Inserita in Un caffè con... il 01/02/2018
da Direttore
Giù la maschera! L’integrità di ogni uomo sia palese a tutti
Spesso ostentiamo una maschera e dietro di essa ci trinceriamo perché non abbiamo il coraggio delle nostre azioni, o meglio, perché esse appaiano non legate al soggetto che li compie: chi compie l’azione non si vede, ma l’atto deplorevole sì.
Nella quotidianità, preferiamo assumere varie identità, a seconda il ruolo che ci accolliamo e con chi abbiamo a che fare. «C’è una maschera – dice Pirandello - per la famiglia, una per la società, una per il lavoro, e quando stai solo resti nessuno». E Alphonse Karr dice che «Ogni uomo ha tre personalità: quella che mostra, quella che è e quella che crede di avere».
Se questo avviene nella maggioranza delle persone, «Imparerai - dice ancora Pirandello - a tue spese che nel lungo tragitto della vita incontrerai tante maschere e pochi volti», in parecchi altri casi il fenomeno assume una valenza amplificata in categorie d’individui che, per mestiere, hanno responsabilità istituzionali e preferiscono operare diversamente da ciò che sono per non farsi vedere e per abbindolare più facilmente le persone, come se questo fosse sinonimo di de-responsabilità: è immorale.

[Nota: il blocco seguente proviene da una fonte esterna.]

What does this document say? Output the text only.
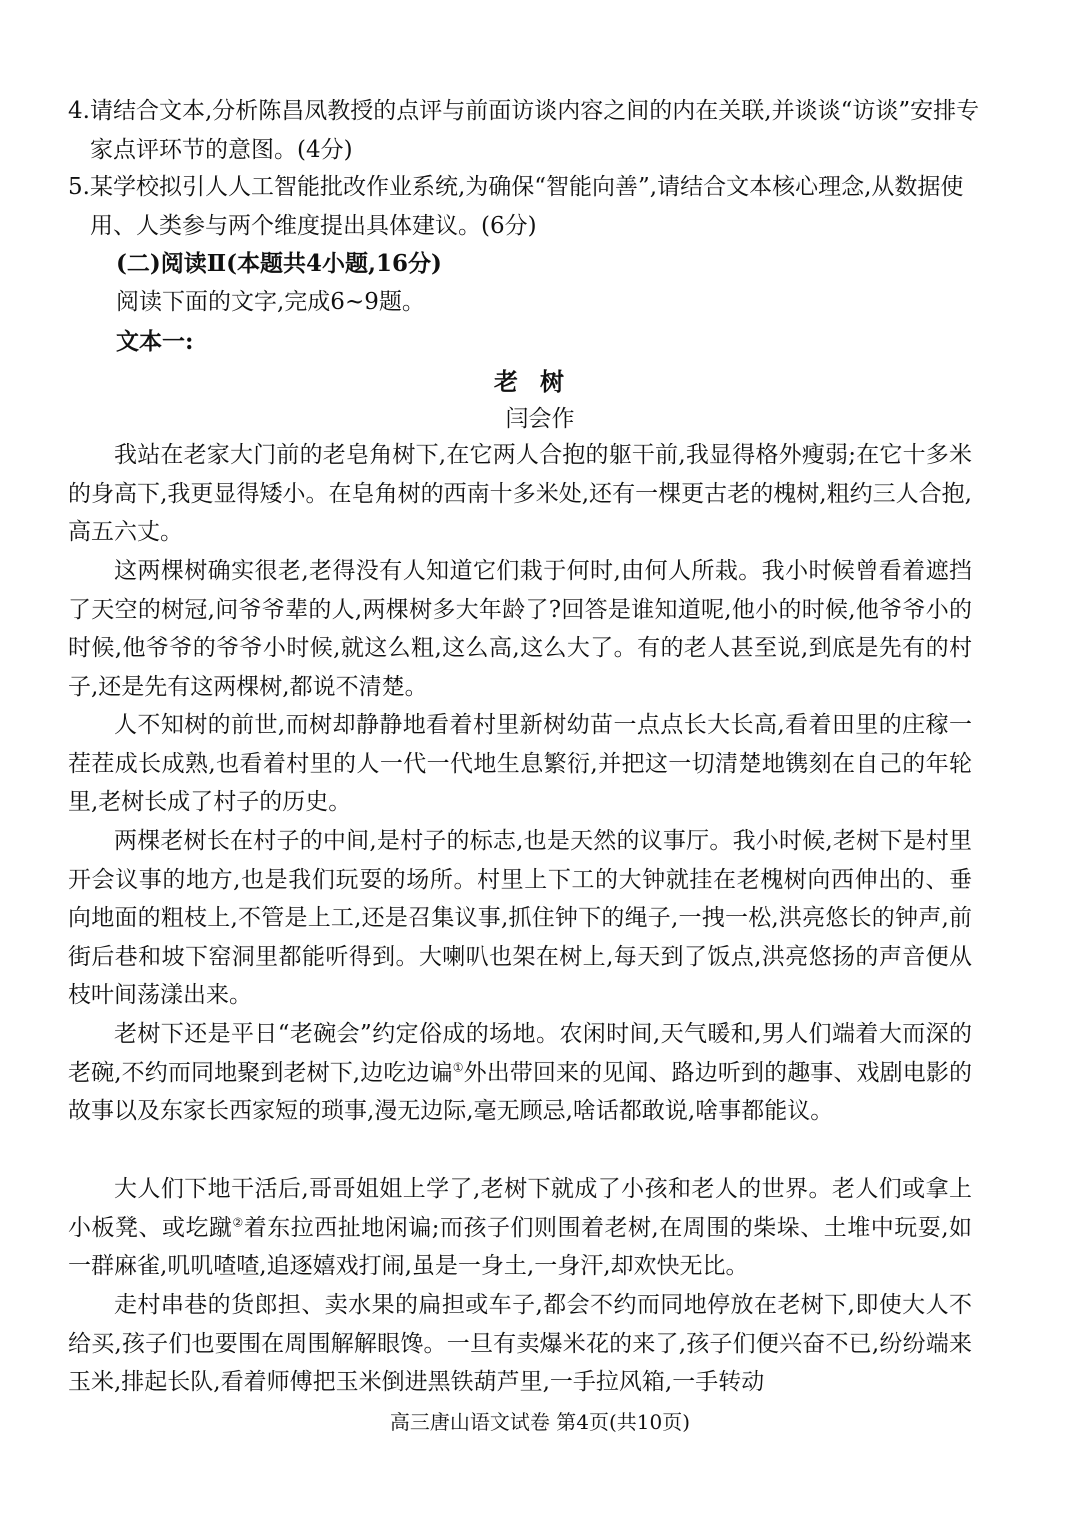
4.请结合文本,分析陈昌凤教授的点评与前面访谈内容之间的内在关联,并谈谈“访谈”安排专家点评环节的意图。(4分)

5.某学校拟引人人工智能批改作业系统,为确保“智能向善”,请结合文本核心理念,从数据使用、人类参与两个维度提出具体建议。(6分)

(二)阅读Ⅱ(本题共4小题,16分)

阅读下面的文字,完成6~9题。

文本一:

老树

闫会作

我站在老家大门前的老皂角树下,在它两人合抱的躯干前,我显得格外瘦弱;在它十多米的身高下,我更显得矮小。在皂角树的西南十多米处,还有一棵更古老的槐树,粗约三人合抱,高五六丈。

这两棵树确实很老,老得没有人知道它们栽于何时,由何人所栽。我小时候曾看着遮挡了天空的树冠,问爷爷辈的人,两棵树多大年龄了?回答是谁知道呢,他小的时候,他爷爷小的时候,他爷爷的爷爷小时候,就这么粗,这么高,这么大了。有的老人甚至说,到底是先有的村子,还是先有这两棵树,都说不清楚。

人不知树的前世,而树却静静地看着村里新树幼苗一点点长大长高,看着田里的庄稼一茬茬成长成熟,也看着村里的人一代一代地生息繁衍,并把这一切清楚地镌刻在自己的年轮里,老树长成了村子的历史。

两棵老树长在村子的中间,是村子的标志,也是天然的议事厅。我小时候,老树下是村里开会议事的地方,也是我们玩耍的场所。村里上下工的大钟就挂在老槐树向西伸出的、垂向地面的粗枝上,不管是上工,还是召集议事,抓住钟下的绳子,一拽一松,洪亮悠长的钟声,前街后巷和坡下窑洞里都能听得到。大喇叭也架在树上,每天到了饭点,洪亮悠扬的声音便从枝叶间荡漾出来。

老树下还是平日“老碗会”约定俗成的场地。农闲时间,天气暖和,男人们端着大而深的老碗,不约而同地聚到老树下,边吃边谝①外出带回来的见闻、路边听到的趣事、戏剧电影的故事以及东家长西家短的琐事,漫无边际,毫无顾忌,啥话都敢说,啥事都能议。

大人们下地干活后,哥哥姐姐上学了,老树下就成了小孩和老人的世界。老人们或拿上小板凳、或圪蹴②着东拉西扯地闲谝;而孩子们则围着老树,在周围的柴垛、土堆中玩耍,如一群麻雀,叽叽喳喳,追逐嬉戏打闹,虽是一身土,一身汗,却欢快无比。

走村串巷的货郎担、卖水果的扁担或车子,都会不约而同地停放在老树下,即使大人不给买,孩子们也要围在周围解解眼馋。一旦有卖爆米花的来了,孩子们便兴奋不已,纷纷端来玉米,排起长队,看着师傅把玉米倒进黑铁葫芦里,一手拉风箱,一手转动

高三唐山语文试卷 第4页(共10页)
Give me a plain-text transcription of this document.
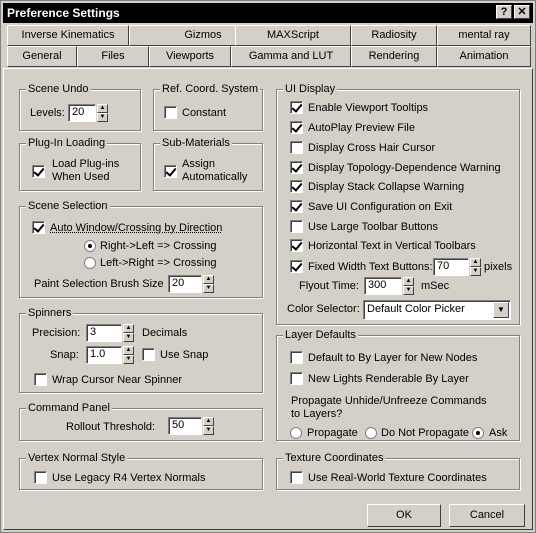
Preference Settings	? ✕
Inverse Kinematics	Gizmos	MAXScript	Radiosity	mental ray
General	Files	Viewports	Gamma and LUT	Rendering	Animation
Scene Undo
Levels: 20	▲
▼
Ref. Coord. System
Constant
Plug-In Loading
Load Plug-ins
When Used
Sub-Materials
Assign
Automatically
Scene Selection
Auto Window/Crossing by Direction
Right->Left => Crossing
Left->Right => Crossing
Paint Selection Brush Size 20	▲
▼
Spinners
Precision: 3	▲
▼ Decimals
Snap:	1.0	▲
▼	Use Snap
Wrap Cursor Near Spinner
Command Panel
Rollout Threshold:	50	▲
▼
Vertex Normal Style
Use Legacy R4 Vertex Normals
UI Display
Enable Viewport Tooltips
AutoPlay Preview File
Display Cross Hair Cursor
Display Topology-Dependence Warning
Display Stack Collapse Warning
Save UI Configuration on Exit
Use Large Toolbar Buttons
Horizontal Text in Vertical Toolbars
Fixed Width Text Buttons: 70	▲
▼ pixels
Flyout Time: 300	▲
▼ mSec
Color Selector: Default Color Picker	▼
Layer Defaults
Default to By Layer for New Nodes
New Lights Renderable By Layer
Propagate Unhide/Unfreeze Commands
to Layers?
Propagate Do Not Propagate Ask
Texture Coordinates
Use Real-World Texture Coordinates
OK	Cancel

Il termine ‘maskara (fuliggine, fantasma nero), probabilmente di origine etrusca, è legato alla persona e indicava la maschera teatrale. Nella tragedia greca si assumeva con quella maschera un finto volto per non farsi riconoscere, allo scopo rituale, di divertimento o di spettacolo; l’attore si attribuiva la personalità di chi stava interpretando, a testimoniare che la vera identità di ogni individuo è sempre nascosta sotto ciò che appare, per l’appunto sotto una maschera.
Nell’anonimato si può dire ciò che si vuole, solo che nella ripetitività dell’azione la faccia diventa “di bronzo”, non ci si fa più caso, come l’aspetto del contadino, abituato al sole e alle intemperie, il suo volto diventa scuro e la pelle dura come quella dei coccodrilli. Si diventa insensibili alle sofferenze dell’umanità senza tener conto del rischio che si corre: «Sappiamo – diceva Patrick Rothfuss - quanto può essere pericolosa una maschera. Tutti diventiamo quello che facciamo finta di essere».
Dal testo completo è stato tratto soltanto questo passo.